- Moor Park, Crosby Location within Merseyside
- OS grid reference: SD327005
- Metropolitan borough: Sefton;
- Metropolitan county: Merseyside;
- Region: North West;
- Country: England
- Sovereign state: United Kingdom
- Post town: LIVERPOOL
- Postcode district: L23
- Dialling code: 0151
- Police: Merseyside
- Fire: Merseyside
- Ambulance: North West

= Moor Park, Crosby =

Moor Park is a residential area of Crosby in Merseyside. Initially developed in the early years of the twentieth century, it is situated on the northern side of Moor Lane, the main A565 road out of Crosby to the north, encompassing Moor Close, Moor Coppice and the northern tip of Forefield Lane.

It includes the tree-lined Poplar Avenue, Elm Avenue and Chestnut Avenue, and the Tithebarn, a masonic residential home set in its own grounds.

Chestnut Avenue, as its name suggests, is lined on both sides by many conker trees.

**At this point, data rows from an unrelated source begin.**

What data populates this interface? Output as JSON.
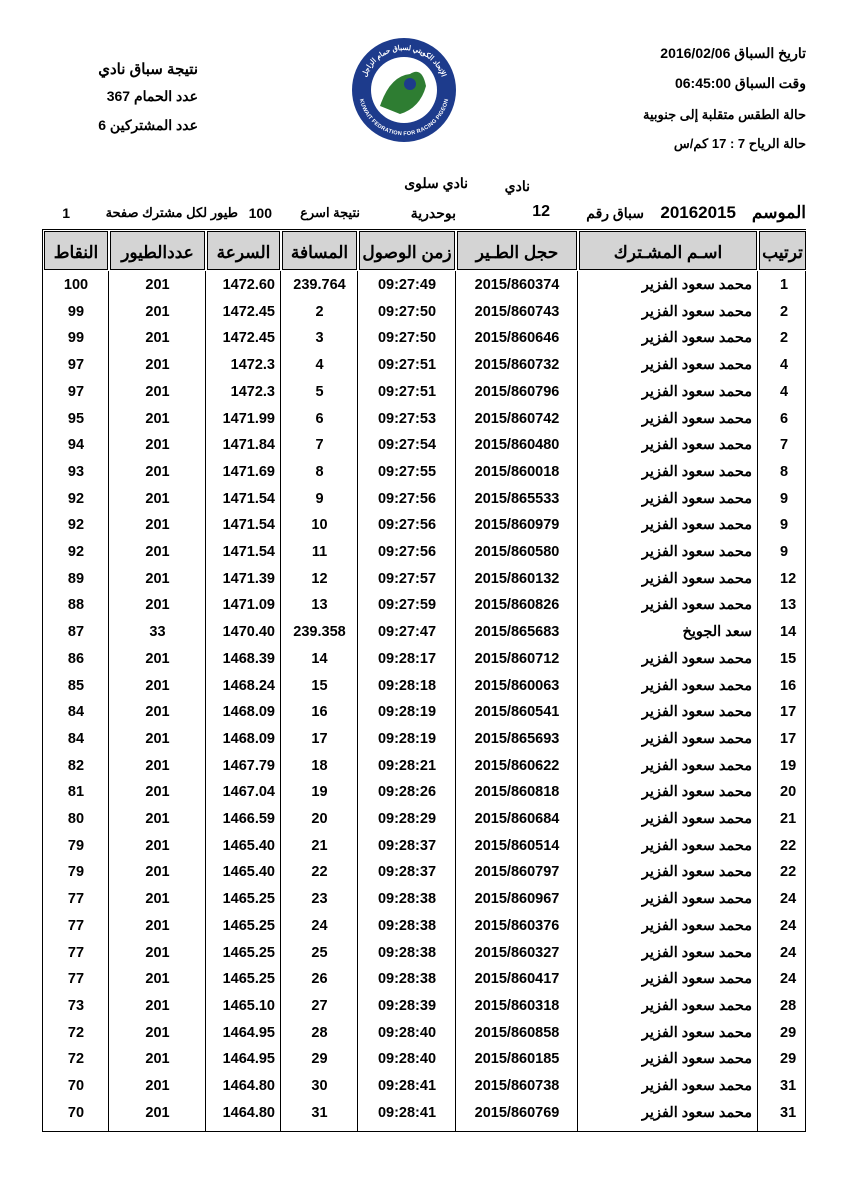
{
  "header": {
    "title": "نتيجة سباق نادي",
    "pigeons": "عدد الحمام 367",
    "participants": "عدد المشتركين 6",
    "date": "تاريخ السباق 2016/02/06",
    "time": "وقت السباق 06:45:00",
    "weather": "حالة الطقس متقلبة إلى جنوبية",
    "wind": "حالة الرياح 7 : 17 كم/س"
  },
  "logo": {
    "arabic": "الإتحاد الكويتي لسباق حمام الزاجل",
    "english": "KUWAIT FEDRATION FOR RACING PIGEON"
  },
  "info": {
    "club_label": "نادي",
    "club": "نادي سلوى",
    "season_label": "الموسم",
    "season": "20162015",
    "race_label": "سباق رقم",
    "race": "12",
    "location": "بوحدرية",
    "note_label": "نتيجة اسرع",
    "fastest": "100",
    "note2": "طيور لكل مشترك صفحة",
    "page": "1"
  },
  "table": {
    "columns": [
      "ترتيب",
      "اسـم المشـترك",
      "حجل الطـير",
      "زمن الوصول",
      "المسافة",
      "السرعة",
      "عددالطيور",
      "النقاط"
    ],
    "rows": [
      [
        "1",
        "محمد سعود الفزير",
        "2015/860374",
        "09:27:49",
        "239.764",
        "1472.60",
        "201",
        "100"
      ],
      [
        "2",
        "محمد سعود الفزير",
        "2015/860743",
        "09:27:50",
        "2",
        "1472.45",
        "201",
        "99"
      ],
      [
        "2",
        "محمد سعود الفزير",
        "2015/860646",
        "09:27:50",
        "3",
        "1472.45",
        "201",
        "99"
      ],
      [
        "4",
        "محمد سعود الفزير",
        "2015/860732",
        "09:27:51",
        "4",
        "1472.3",
        "201",
        "97"
      ],
      [
        "4",
        "محمد سعود الفزير",
        "2015/860796",
        "09:27:51",
        "5",
        "1472.3",
        "201",
        "97"
      ],
      [
        "6",
        "محمد سعود الفزير",
        "2015/860742",
        "09:27:53",
        "6",
        "1471.99",
        "201",
        "95"
      ],
      [
        "7",
        "محمد سعود الفزير",
        "2015/860480",
        "09:27:54",
        "7",
        "1471.84",
        "201",
        "94"
      ],
      [
        "8",
        "محمد سعود الفزير",
        "2015/860018",
        "09:27:55",
        "8",
        "1471.69",
        "201",
        "93"
      ],
      [
        "9",
        "محمد سعود الفزير",
        "2015/865533",
        "09:27:56",
        "9",
        "1471.54",
        "201",
        "92"
      ],
      [
        "9",
        "محمد سعود الفزير",
        "2015/860979",
        "09:27:56",
        "10",
        "1471.54",
        "201",
        "92"
      ],
      [
        "9",
        "محمد سعود الفزير",
        "2015/860580",
        "09:27:56",
        "11",
        "1471.54",
        "201",
        "92"
      ],
      [
        "12",
        "محمد سعود الفزير",
        "2015/860132",
        "09:27:57",
        "12",
        "1471.39",
        "201",
        "89"
      ],
      [
        "13",
        "محمد سعود الفزير",
        "2015/860826",
        "09:27:59",
        "13",
        "1471.09",
        "201",
        "88"
      ],
      [
        "14",
        "سعد الجويخ",
        "2015/865683",
        "09:27:47",
        "239.358",
        "1470.40",
        "33",
        "87"
      ],
      [
        "15",
        "محمد سعود الفزير",
        "2015/860712",
        "09:28:17",
        "14",
        "1468.39",
        "201",
        "86"
      ],
      [
        "16",
        "محمد سعود الفزير",
        "2015/860063",
        "09:28:18",
        "15",
        "1468.24",
        "201",
        "85"
      ],
      [
        "17",
        "محمد سعود الفزير",
        "2015/860541",
        "09:28:19",
        "16",
        "1468.09",
        "201",
        "84"
      ],
      [
        "17",
        "محمد سعود الفزير",
        "2015/865693",
        "09:28:19",
        "17",
        "1468.09",
        "201",
        "84"
      ],
      [
        "19",
        "محمد سعود الفزير",
        "2015/860622",
        "09:28:21",
        "18",
        "1467.79",
        "201",
        "82"
      ],
      [
        "20",
        "محمد سعود الفزير",
        "2015/860818",
        "09:28:26",
        "19",
        "1467.04",
        "201",
        "81"
      ],
      [
        "21",
        "محمد سعود الفزير",
        "2015/860684",
        "09:28:29",
        "20",
        "1466.59",
        "201",
        "80"
      ],
      [
        "22",
        "محمد سعود الفزير",
        "2015/860514",
        "09:28:37",
        "21",
        "1465.40",
        "201",
        "79"
      ],
      [
        "22",
        "محمد سعود الفزير",
        "2015/860797",
        "09:28:37",
        "22",
        "1465.40",
        "201",
        "79"
      ],
      [
        "24",
        "محمد سعود الفزير",
        "2015/860967",
        "09:28:38",
        "23",
        "1465.25",
        "201",
        "77"
      ],
      [
        "24",
        "محمد سعود الفزير",
        "2015/860376",
        "09:28:38",
        "24",
        "1465.25",
        "201",
        "77"
      ],
      [
        "24",
        "محمد سعود الفزير",
        "2015/860327",
        "09:28:38",
        "25",
        "1465.25",
        "201",
        "77"
      ],
      [
        "24",
        "محمد سعود الفزير",
        "2015/860417",
        "09:28:38",
        "26",
        "1465.25",
        "201",
        "77"
      ],
      [
        "28",
        "محمد سعود الفزير",
        "2015/860318",
        "09:28:39",
        "27",
        "1465.10",
        "201",
        "73"
      ],
      [
        "29",
        "محمد سعود الفزير",
        "2015/860858",
        "09:28:40",
        "28",
        "1464.95",
        "201",
        "72"
      ],
      [
        "29",
        "محمد سعود الفزير",
        "2015/860185",
        "09:28:40",
        "29",
        "1464.95",
        "201",
        "72"
      ],
      [
        "31",
        "محمد سعود الفزير",
        "2015/860738",
        "09:28:41",
        "30",
        "1464.80",
        "201",
        "70"
      ],
      [
        "31",
        "محمد سعود الفزير",
        "2015/860769",
        "09:28:41",
        "31",
        "1464.80",
        "201",
        "70"
      ]
    ]
  }
}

At its northerly end is a public footpath, which leads between agricultural fields, and around the walls of Crosby Hall to Little Crosby.

Moor Park is also home to the Northern Club, situated in Elm Avenue, who moved there in 1907 while the residential site was in its infancy. The club has continued to evolve, and has facilities for cricket, hockey, crown green bowling and squash.